Y retomando ese rasgo de crueldad inherente en la película, no se puede omitir el desarrollo de una brutal pelea de negros, utilizando todos los medios más primitivos posibles, y en las que resulta quizá más duro ver las muchedumbres y los señoritos divirtiéndose al ver como dos esclavos se matan a mordiscos. No menos dolorosa es la secuencia en la que Blanche azota a la amante negra de Hammond y esta huye, cayendo por las escaleras y perdiendo el hijo que llevaba en su vientre. Duro es igualmente es el chantaje que la repugnante esposa del joven hacendado lanza al mandingo, teniendo este que acceder a sus deseos sexuales, y que fructificará en quedarse embarazada de un niño… negro, que el propio médico asesinará una vez nacido, de la forma más flemática posible.
Esta circunstancia será el detonante y abrirá el clímax final.

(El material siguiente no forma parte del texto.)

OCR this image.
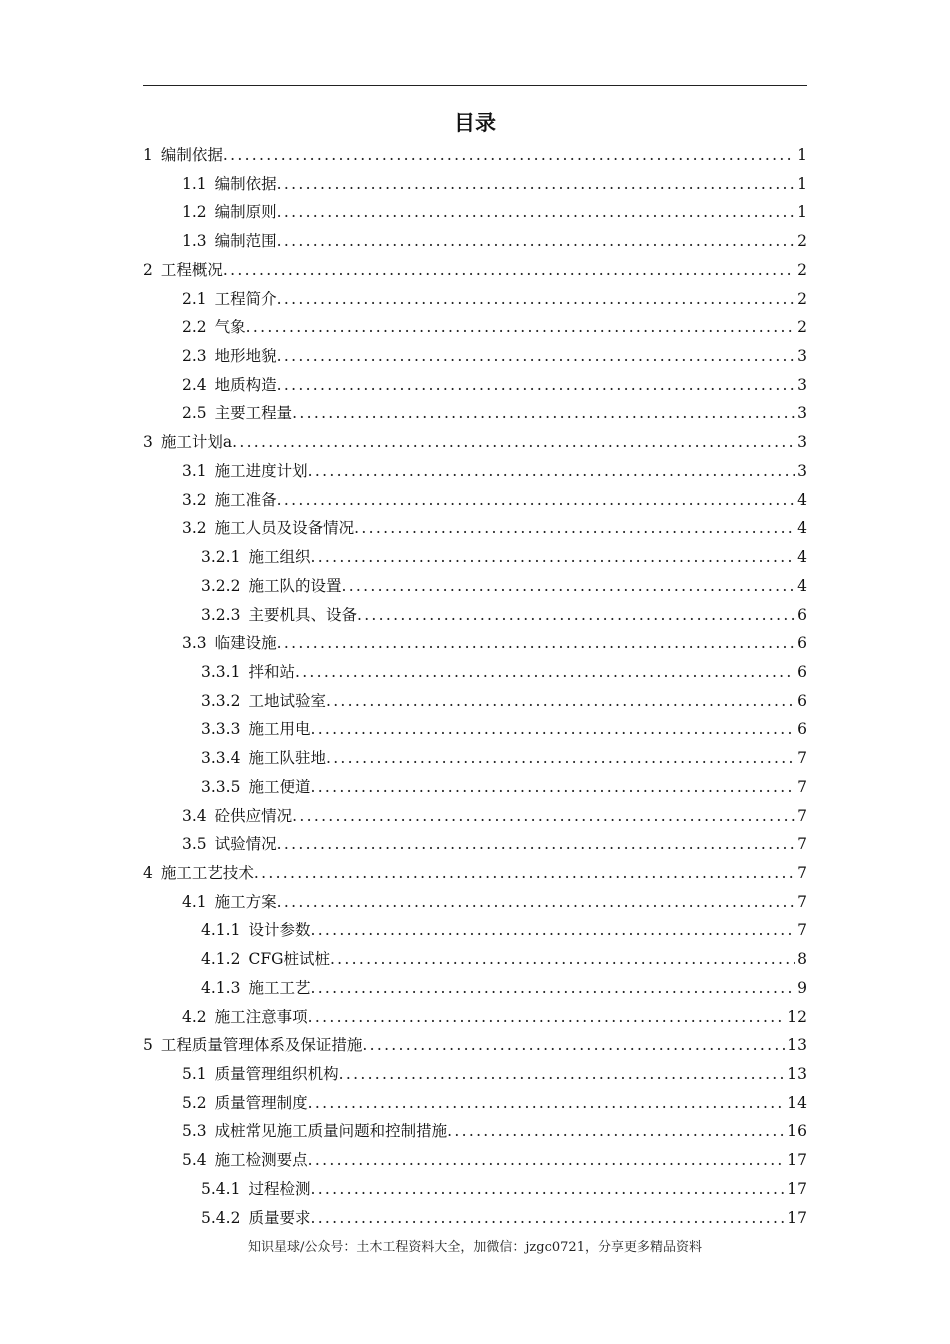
目录
1 编制依据 .....	1
1.1 编制依据 .....	1
1.2 编制原则 .....	1
1.3 编制范围 .....	2
2 工程概况 .....	2
2.1 工程简介 .....	2
2.2 气象 .....	2
2.3 地形地貌 .....	3
2.4 地质构造 .....	3
2.5 主要工程量 .....	3
3 施工计划a .....	3
3.1 施工进度计划 .....	3
3.2 施工准备 .....	4
3.2 施工人员及设备情况 .....	4
3.2.1 施工组织 .....	4
3.2.2 施工队的设置 .....	4
3.2.3 主要机具、设备 .....	6
3.3 临建设施 .....	6
3.3.1 拌和站 .....	6
3.3.2 工地试验室 .....	6
3.3.3 施工用电 .....	6
3.3.4 施工队驻地 .....	7
3.3.5 施工便道 .....	7
3.4 砼供应情况 .....	7
3.5 试验情况 .....	7
4 施工工艺技术 .....	7
4.1 施工方案 .....	7
4.1.1 设计参数 .....	7
4.1.2 CFG桩试桩 .....	8
4.1.3 施工工艺 .....	9
4.2 施工注意事项 .....	12
5 工程质量管理体系及保证措施 .....	13
5.1 质量管理组织机构 .....	13
5.2 质量管理制度 .....	14
5.3 成桩常见施工质量问题和控制措施 .....	16
5.4 施工检测要点 .....	17
5.4.1 过程检测 .....	17
5.4.2 质量要求 .....	17

知识星球/公众号：土木工程资料大全，加微信：jzgc0721，分享更多精品资料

En el mismo Hammond revelará el atavismo de clase “blanca” que porta en sus genes –incluso empuja a su amante negra y le reprueba su raza-. Una catarsis final que a mi juicio resulta mucho más eficaz que la de la excesivamente pirotécnica de THE WILD BUNCH (Grupo salvaje, 1969. Sam Peckimpah), y que culmina un recorrido lleno de desasosiego por los meandros de esta historia. Una película esta que quizá no depura algunos elementos estéticos muy deudores del cine de la época –planos con cámara al hombro- pero que aún hoy día sorprende y merece ser destacada por su singularidad. Y también por recuperar en sus imágenes varios de los rasgos visuales y composiciones cinematográficas que cimentaron el la personalidad de Richard Fleischer desde sus primeros pasos en la década de los cincuenta.